In Tan-h (Tangent hyperbolic function) which is non-linear when you pass any value from – infinity to + infinity it will always take up values between –1 and +1 the plot below shows how a tan-h function looks like. At – infinity the value of tan h becomes –1 and at infinity it becomes 1. The tanh function is mainly used classification between two classes.
In this equation the numerator is e^x – e^ -x and the denominator is e^ x + e^ -x.
Tan-h function is also called a shifted version of the sigmoid function. Like sigmoid, tanh also has the vanishing gradient problem.
f(x) = tanh(x) = 2/(1 + e-2x) – 1
tanh(x) = 2 * sigmoid(2x) – 1
It is used in hidden layers of a neural network, its values lies between -1 to 1 hence the mean for the hidden layer comes out be 0 or very close to it, hence helps to centralize the data by bringing mean close to 0. This makes learning for the next layer much easier.
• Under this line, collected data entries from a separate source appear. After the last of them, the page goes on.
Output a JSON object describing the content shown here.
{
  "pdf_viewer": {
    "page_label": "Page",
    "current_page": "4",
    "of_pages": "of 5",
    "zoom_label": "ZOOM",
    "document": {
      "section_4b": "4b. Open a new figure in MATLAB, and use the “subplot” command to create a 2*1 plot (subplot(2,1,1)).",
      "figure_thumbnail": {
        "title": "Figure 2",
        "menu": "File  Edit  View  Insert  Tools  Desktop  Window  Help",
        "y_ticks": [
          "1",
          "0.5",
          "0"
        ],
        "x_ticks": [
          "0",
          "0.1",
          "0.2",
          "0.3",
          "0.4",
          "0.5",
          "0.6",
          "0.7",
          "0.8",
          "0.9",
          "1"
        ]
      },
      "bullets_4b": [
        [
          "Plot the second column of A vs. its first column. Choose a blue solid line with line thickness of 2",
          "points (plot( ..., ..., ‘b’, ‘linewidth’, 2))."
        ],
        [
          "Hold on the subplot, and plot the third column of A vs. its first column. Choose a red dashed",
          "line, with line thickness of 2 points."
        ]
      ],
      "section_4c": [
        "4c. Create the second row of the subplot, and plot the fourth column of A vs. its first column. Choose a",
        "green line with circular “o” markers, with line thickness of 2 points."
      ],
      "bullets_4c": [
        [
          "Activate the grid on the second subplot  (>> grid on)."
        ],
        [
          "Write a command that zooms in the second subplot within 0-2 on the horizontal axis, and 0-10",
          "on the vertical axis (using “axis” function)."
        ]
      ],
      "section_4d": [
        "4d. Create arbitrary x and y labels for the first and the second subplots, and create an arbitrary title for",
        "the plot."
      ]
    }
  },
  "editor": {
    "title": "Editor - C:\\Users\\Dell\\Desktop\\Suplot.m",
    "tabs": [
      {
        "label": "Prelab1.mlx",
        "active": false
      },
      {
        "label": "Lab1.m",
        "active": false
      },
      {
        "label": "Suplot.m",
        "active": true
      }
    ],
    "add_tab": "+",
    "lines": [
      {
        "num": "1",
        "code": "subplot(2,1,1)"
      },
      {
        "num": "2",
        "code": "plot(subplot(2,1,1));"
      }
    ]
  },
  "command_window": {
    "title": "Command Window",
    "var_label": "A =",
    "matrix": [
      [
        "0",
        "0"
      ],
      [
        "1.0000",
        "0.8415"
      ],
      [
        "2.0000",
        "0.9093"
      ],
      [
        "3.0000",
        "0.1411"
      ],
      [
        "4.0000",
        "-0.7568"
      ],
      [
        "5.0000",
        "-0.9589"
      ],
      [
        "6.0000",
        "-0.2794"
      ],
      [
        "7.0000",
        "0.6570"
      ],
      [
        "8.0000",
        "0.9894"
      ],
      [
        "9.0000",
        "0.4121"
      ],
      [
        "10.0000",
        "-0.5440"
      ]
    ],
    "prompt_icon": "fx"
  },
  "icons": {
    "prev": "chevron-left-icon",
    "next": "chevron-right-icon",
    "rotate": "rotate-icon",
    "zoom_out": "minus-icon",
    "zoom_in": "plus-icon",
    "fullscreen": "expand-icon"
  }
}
The derivatives of the tan-h are larger than the derivatives of the sigmoid. In other words, you minimize your cost function faster if you use tanh as an activation function.
The range is between -1 and 1 compared to 0 and 1, makes the function to be more convenient for neural networks.
- Tanh functions — error surface can be very flat at origin. So, initializing very small weights should be avoided.
- Vanishing gradient problem and sometimes Exploding gradient problem.
- May show different results during convergence based on variation in data.